The irony of searching for a lost stream in Manhattan on a blazing hot day was not lost on those of us who took the recent Atlas Obscura tour with Undercity’s Steve Duncan, a “guerrilla” historian and urban explorer. The tour followed the 1.5 mile route of the now buried Minetta Brook, which originally ran above ground in Greenwich Village. The stream flowed through the western section of Washington Square Park, which was then just a marsh and ran out to the Hudson River at what is now Charlton Street.
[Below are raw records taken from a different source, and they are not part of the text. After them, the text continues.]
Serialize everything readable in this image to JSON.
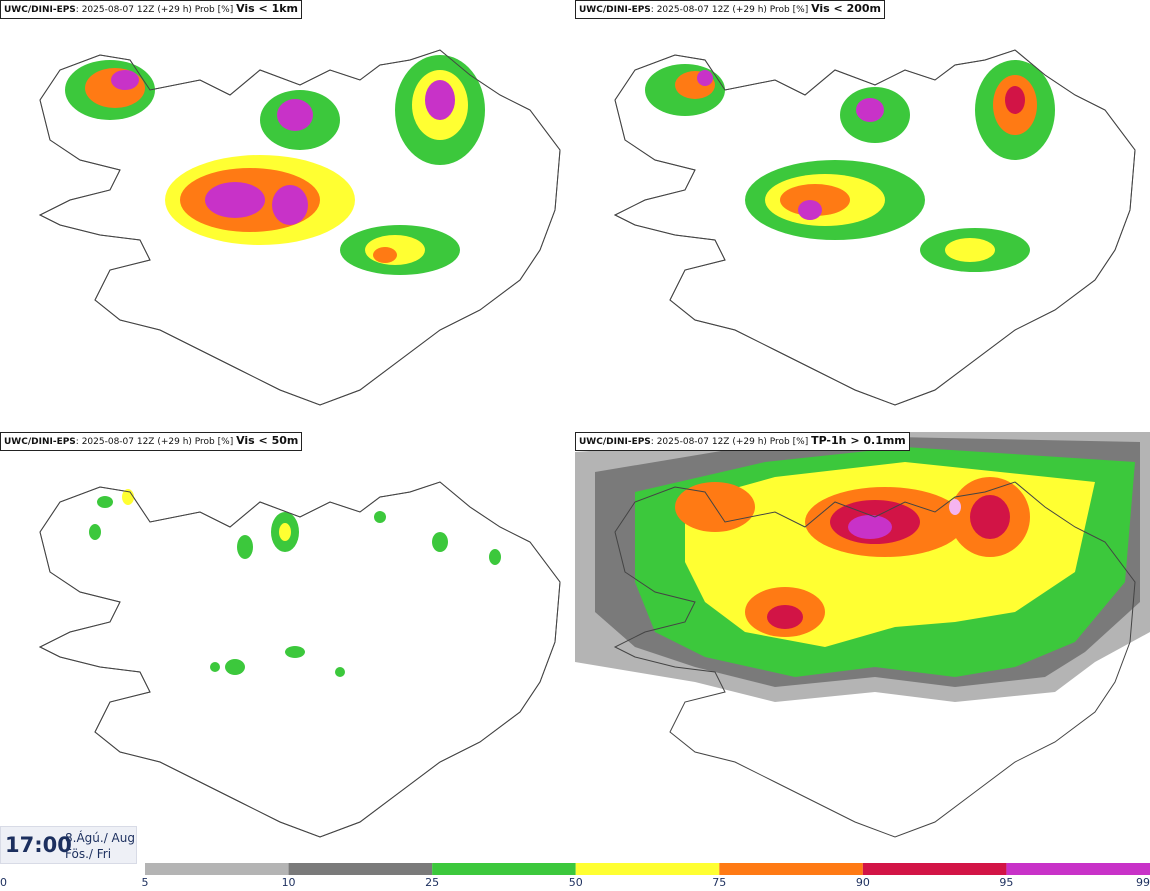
{
  "panels": [
    {
      "model": "UWC/DINI-EPS",
      "run_info": ": 2025-08-07 12Z (+29 h) Prob [%] ",
      "param": "Vis < 1km"
    },
    {
      "model": "UWC/DINI-EPS",
      "run_info": ": 2025-08-07 12Z (+29 h) Prob [%] ",
      "param": "Vis < 200m"
    },
    {
      "model": "UWC/DINI-EPS",
      "run_info": ": 2025-08-07 12Z (+29 h) Prob [%] ",
      "param": "Vis < 50m"
    },
    {
      "model": "UWC/DINI-EPS",
      "run_info": ": 2025-08-07 12Z (+29 h) Prob [%] ",
      "param": "TP-1h > 0.1mm"
    }
  ],
  "valid_time": {
    "time": "17:00",
    "date_line1": "8.Ágú./ Aug",
    "date_line2": "Fös./ Fri"
  },
  "legend": {
    "ticks": [
      "0",
      "5",
      "10",
      "25",
      "50",
      "75",
      "90",
      "95",
      "99"
    ],
    "colors": [
      "#ffffff",
      "#b4b4b4",
      "#7a7a7a",
      "#3cc83c",
      "#ffff32",
      "#ff7a14",
      "#d21446",
      "#c832c8",
      "#f5b4f0"
    ]
  }
}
Steve arrived wearing an orange mesh vest, a well-worn cap and nice leather shoes, ringed with bits of dried mud. The twenty of us stood at the Union Square Forever 21, listening to his introduction of the world under our feet. Rushing rivers under Union Square? Hard to imagine, we thought. Steve continued with an enthusiasm that wouldn’t flag over the course of three hours on the black tar streets of Manhattan.
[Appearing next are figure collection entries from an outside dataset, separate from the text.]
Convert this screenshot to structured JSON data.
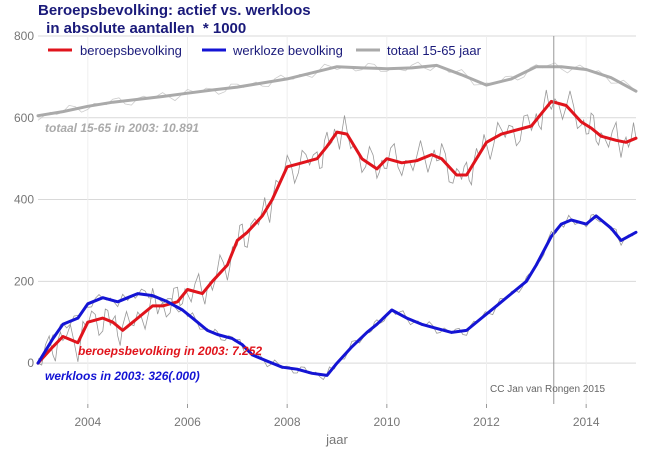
{
  "chart_data": {
    "type": "line",
    "title": "Beroepsbevolking: actief vs. werkloos",
    "subtitle": " in absolute aantallen  * 1000",
    "xlabel": "jaar",
    "ylabel": "",
    "xlim": [
      2003.0,
      2015.0
    ],
    "ylim": [
      -100,
      800
    ],
    "x_ticks": [
      2004,
      2006,
      2008,
      2010,
      2012,
      2014
    ],
    "y_ticks": [
      0,
      200,
      400,
      600,
      800
    ],
    "vline_x": 2013.35,
    "grid": true,
    "legend_position": "top",
    "series": [
      {
        "name": "beroepsbevolking",
        "color": "#e0141c",
        "x": [
          2003.0,
          2003.3,
          2003.5,
          2003.8,
          2004.0,
          2004.3,
          2004.5,
          2004.7,
          2005.0,
          2005.3,
          2005.5,
          2005.8,
          2006.0,
          2006.3,
          2006.5,
          2006.8,
          2007.0,
          2007.2,
          2007.5,
          2007.7,
          2008.0,
          2008.3,
          2008.6,
          2008.8,
          2009.0,
          2009.2,
          2009.5,
          2009.8,
          2010.0,
          2010.3,
          2010.6,
          2010.9,
          2011.1,
          2011.4,
          2011.6,
          2011.8,
          2012.0,
          2012.3,
          2012.6,
          2012.9,
          2013.1,
          2013.3,
          2013.6,
          2013.9,
          2014.1,
          2014.3,
          2014.6,
          2014.8,
          2015.0
        ],
        "values": [
          0,
          40,
          65,
          50,
          100,
          110,
          100,
          80,
          110,
          140,
          140,
          150,
          180,
          170,
          200,
          240,
          300,
          320,
          360,
          400,
          480,
          490,
          500,
          530,
          565,
          560,
          500,
          475,
          500,
          490,
          495,
          510,
          500,
          460,
          460,
          500,
          540,
          560,
          570,
          580,
          610,
          640,
          630,
          590,
          575,
          555,
          545,
          540,
          550
        ]
      },
      {
        "name": "werkloze bevolking",
        "color": "#1414d4",
        "x": [
          2003.0,
          2003.3,
          2003.5,
          2003.8,
          2004.0,
          2004.3,
          2004.6,
          2004.8,
          2005.0,
          2005.3,
          2005.6,
          2005.9,
          2006.1,
          2006.4,
          2006.6,
          2006.9,
          2007.1,
          2007.3,
          2007.6,
          2007.9,
          2008.2,
          2008.5,
          2008.8,
          2009.0,
          2009.3,
          2009.6,
          2009.8,
          2010.1,
          2010.4,
          2010.7,
          2011.0,
          2011.3,
          2011.6,
          2011.9,
          2012.2,
          2012.5,
          2012.8,
          2013.0,
          2013.3,
          2013.5,
          2013.7,
          2014.0,
          2014.2,
          2014.5,
          2014.7,
          2015.0
        ],
        "values": [
          0,
          60,
          95,
          110,
          145,
          160,
          150,
          160,
          170,
          165,
          150,
          130,
          110,
          80,
          70,
          60,
          45,
          20,
          5,
          -10,
          -15,
          -25,
          -30,
          0,
          40,
          75,
          95,
          130,
          110,
          95,
          85,
          75,
          80,
          110,
          140,
          170,
          200,
          240,
          310,
          340,
          350,
          340,
          360,
          330,
          300,
          320
        ]
      },
      {
        "name": "totaal 15-65 jaar",
        "color": "#aaaaaa",
        "x": [
          2003.0,
          2003.5,
          2004.0,
          2004.5,
          2005.0,
          2005.5,
          2006.0,
          2006.5,
          2007.0,
          2007.5,
          2008.0,
          2008.5,
          2009.0,
          2009.5,
          2010.0,
          2010.5,
          2011.0,
          2011.5,
          2012.0,
          2012.5,
          2013.0,
          2013.5,
          2014.0,
          2014.5,
          2015.0
        ],
        "values": [
          605,
          615,
          628,
          638,
          645,
          652,
          660,
          668,
          675,
          685,
          695,
          710,
          725,
          722,
          720,
          722,
          728,
          705,
          680,
          695,
          725,
          725,
          718,
          698,
          665
        ]
      }
    ],
    "annotations": [
      {
        "text": "totaal 15-65 in 2003: 10.891",
        "color": "#aaaaaa"
      },
      {
        "text": "beroepsbevolking in 2003: 7.252",
        "color": "#e0141c"
      },
      {
        "text": "werkloos in 2003: 326(.000)",
        "color": "#1414d4"
      }
    ],
    "credit": "CC Jan van Rongen 2015"
  }
}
Our first stop was a Subway sandwich shop. Too late for lunch, I wondered what the deal was. We paused long enough for Steve to point out the first of dozens of manhole covers he would point to throughout the day. It was in the middle of the street, partially under a parked car, partially under a big MTA bus rumbling by.
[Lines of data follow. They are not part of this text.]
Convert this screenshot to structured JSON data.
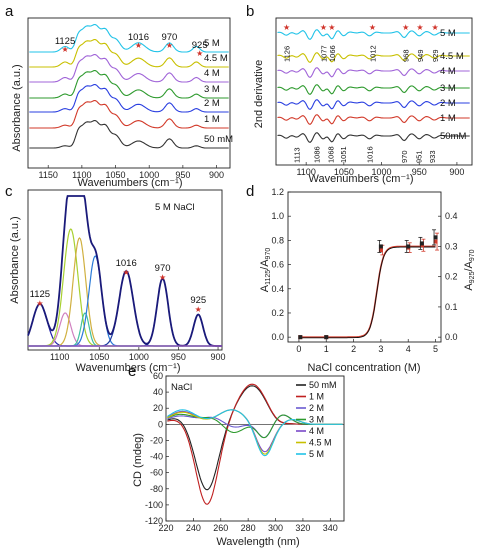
{
  "chart_data": [
    {
      "panel": "a",
      "type": "line",
      "xlabel": "Wavenumbers (cm⁻¹)",
      "ylabel": "Absorbance (a.u.)",
      "xlim": [
        1180,
        880
      ],
      "xticks": [
        1150,
        1100,
        1050,
        1000,
        950,
        900
      ],
      "peak_labels": [
        {
          "text": "1125",
          "x": 1125
        },
        {
          "text": "1016",
          "x": 1016
        },
        {
          "text": "970",
          "x": 970
        },
        {
          "text": "925",
          "x": 925
        }
      ],
      "series": [
        {
          "name": "5 M",
          "color": "#22c3e8"
        },
        {
          "name": "4.5 M",
          "color": "#c8c000"
        },
        {
          "name": "4 M",
          "color": "#a064d8"
        },
        {
          "name": "3 M",
          "color": "#2e9a2e"
        },
        {
          "name": "2 M",
          "color": "#2a3fe0"
        },
        {
          "name": "1 M",
          "color": "#d23a2a"
        },
        {
          "name": "50 mM",
          "color": "#333333"
        }
      ]
    },
    {
      "panel": "b",
      "type": "line",
      "xlabel": "Wavenumbers (cm⁻¹)",
      "ylabel": "2nd derivative",
      "xlim": [
        1140,
        880
      ],
      "xticks": [
        1100,
        1050,
        1000,
        950,
        900
      ],
      "top_labels": [
        "1126",
        "1077",
        "1066",
        "1012",
        "968",
        "949",
        "929"
      ],
      "top_label_x": [
        1126,
        1077,
        1066,
        1012,
        968,
        949,
        929
      ],
      "bottom_labels": [
        "1113",
        "1086",
        "1068",
        "1051",
        "1016",
        "970",
        "951",
        "933"
      ],
      "bottom_label_x": [
        1113,
        1086,
        1068,
        1051,
        1016,
        970,
        951,
        933
      ],
      "series": [
        {
          "name": "5 M",
          "color": "#22c3e8"
        },
        {
          "name": "4.5 M",
          "color": "#c8c000"
        },
        {
          "name": "4 M",
          "color": "#a064d8"
        },
        {
          "name": "3 M",
          "color": "#2e9a2e"
        },
        {
          "name": "2 M",
          "color": "#2a3fe0"
        },
        {
          "name": "1 M",
          "color": "#d23a2a"
        },
        {
          "name": "50mM",
          "color": "#333333"
        }
      ]
    },
    {
      "panel": "c",
      "type": "line",
      "annotation": "5 M NaCl",
      "xlabel": "Wavenumbers (cm⁻¹)",
      "ylabel": "Absorbance (a.u.)",
      "xlim": [
        1140,
        895
      ],
      "xticks": [
        1100,
        1050,
        1000,
        950,
        900
      ],
      "peak_labels": [
        {
          "text": "1125",
          "x": 1125
        },
        {
          "text": "1016",
          "x": 1016
        },
        {
          "text": "970",
          "x": 970
        },
        {
          "text": "925",
          "x": 925
        }
      ],
      "envelope_color": "#1a1a7a",
      "components": [
        {
          "center": 1125,
          "height": 0.28,
          "width": 9,
          "color": "#2222aa"
        },
        {
          "center": 1093,
          "height": 0.22,
          "width": 7,
          "color": "#d080c0"
        },
        {
          "center": 1086,
          "height": 0.78,
          "width": 9,
          "color": "#a8d030"
        },
        {
          "center": 1075,
          "height": 0.72,
          "width": 8,
          "color": "#d0b040"
        },
        {
          "center": 1068,
          "height": 0.22,
          "width": 5,
          "color": "#40c0a0"
        },
        {
          "center": 1055,
          "height": 0.6,
          "width": 8,
          "color": "#2a7ad8"
        },
        {
          "center": 1016,
          "height": 0.5,
          "width": 9,
          "color": "#1a3aa0"
        },
        {
          "center": 970,
          "height": 0.45,
          "width": 7,
          "color": "#1a3aa0"
        },
        {
          "center": 925,
          "height": 0.21,
          "width": 6,
          "color": "#1a3aa0"
        }
      ]
    },
    {
      "panel": "d",
      "type": "line",
      "xlabel": "NaCl concentration (M)",
      "ylabel_left": "A1125/A970",
      "ylabel_right": "A925/A970",
      "xlim": [
        -0.4,
        5.2
      ],
      "xticks": [
        0,
        1,
        2,
        3,
        4,
        5
      ],
      "ylim_left": [
        -0.04,
        1.2
      ],
      "yticks_left": [
        0.0,
        0.2,
        0.4,
        0.6,
        0.8,
        1.0,
        1.2
      ],
      "ylim_right": [
        -0.016,
        0.48
      ],
      "yticks_right": [
        0.0,
        0.1,
        0.2,
        0.3,
        0.4
      ],
      "left_color": "#d23a2a",
      "x": [
        0.05,
        1,
        3,
        4,
        4.5,
        5
      ],
      "series": [
        {
          "axis": "left",
          "color": "#d23a2a",
          "values": [
            0.0,
            0.0,
            0.72,
            0.74,
            0.76,
            0.79
          ],
          "errors": [
            0.0,
            0.0,
            0.04,
            0.04,
            0.05,
            0.07
          ]
        },
        {
          "axis": "right",
          "color": "#222222",
          "values": [
            0.0,
            0.0,
            0.3,
            0.3,
            0.31,
            0.33
          ],
          "errors": [
            0.0,
            0.0,
            0.02,
            0.02,
            0.02,
            0.025
          ]
        }
      ],
      "fit": {
        "midpoint": 2.85,
        "slope": 0.12,
        "top": 0.75
      }
    },
    {
      "panel": "e",
      "type": "line",
      "annotation": "NaCl",
      "xlabel": "Wavelength (nm)",
      "ylabel": "CD (mdeg)",
      "xlim": [
        220,
        350
      ],
      "xticks": [
        220,
        240,
        260,
        280,
        300,
        320,
        340
      ],
      "ylim": [
        -120,
        60
      ],
      "yticks": [
        -120,
        -100,
        -80,
        -60,
        -40,
        -20,
        0,
        20,
        40,
        60
      ],
      "legend_position": "top-right",
      "series": [
        {
          "name": "50 mM",
          "color": "#222222"
        },
        {
          "name": "1 M",
          "color": "#c02020"
        },
        {
          "name": "2 M",
          "color": "#6a5ad0"
        },
        {
          "name": "3 M",
          "color": "#2e9a2e"
        },
        {
          "name": "4 M",
          "color": "#7a48c8"
        },
        {
          "name": "4.5 M",
          "color": "#c8c000"
        },
        {
          "name": "5 M",
          "color": "#22c3e8"
        }
      ]
    }
  ]
}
At our next stop we paused, at the corner of 14th Street and 5th Avenue to notice the designs engraved in the various covers sprinkled throughout the intersection. Was there a diamond pattern, squares, or grates? They all meant something and in all cases spoke to which municipal department needed it: electrical, sewage, water supply, runoff, subway, you name it. This one was easy. It said WSNY, which stands for Water Supply New York. The stop was brief and our motley crew of city dwellers wandered south along 5th Avenue, making a right on 12th Street, and pausing in front of the First Presbyterian Church. Standing in the shadow of the Gothic revival building dedicated in 1846, just after the stream was covered up, it became clear why the river was forced underground. One word: expansion.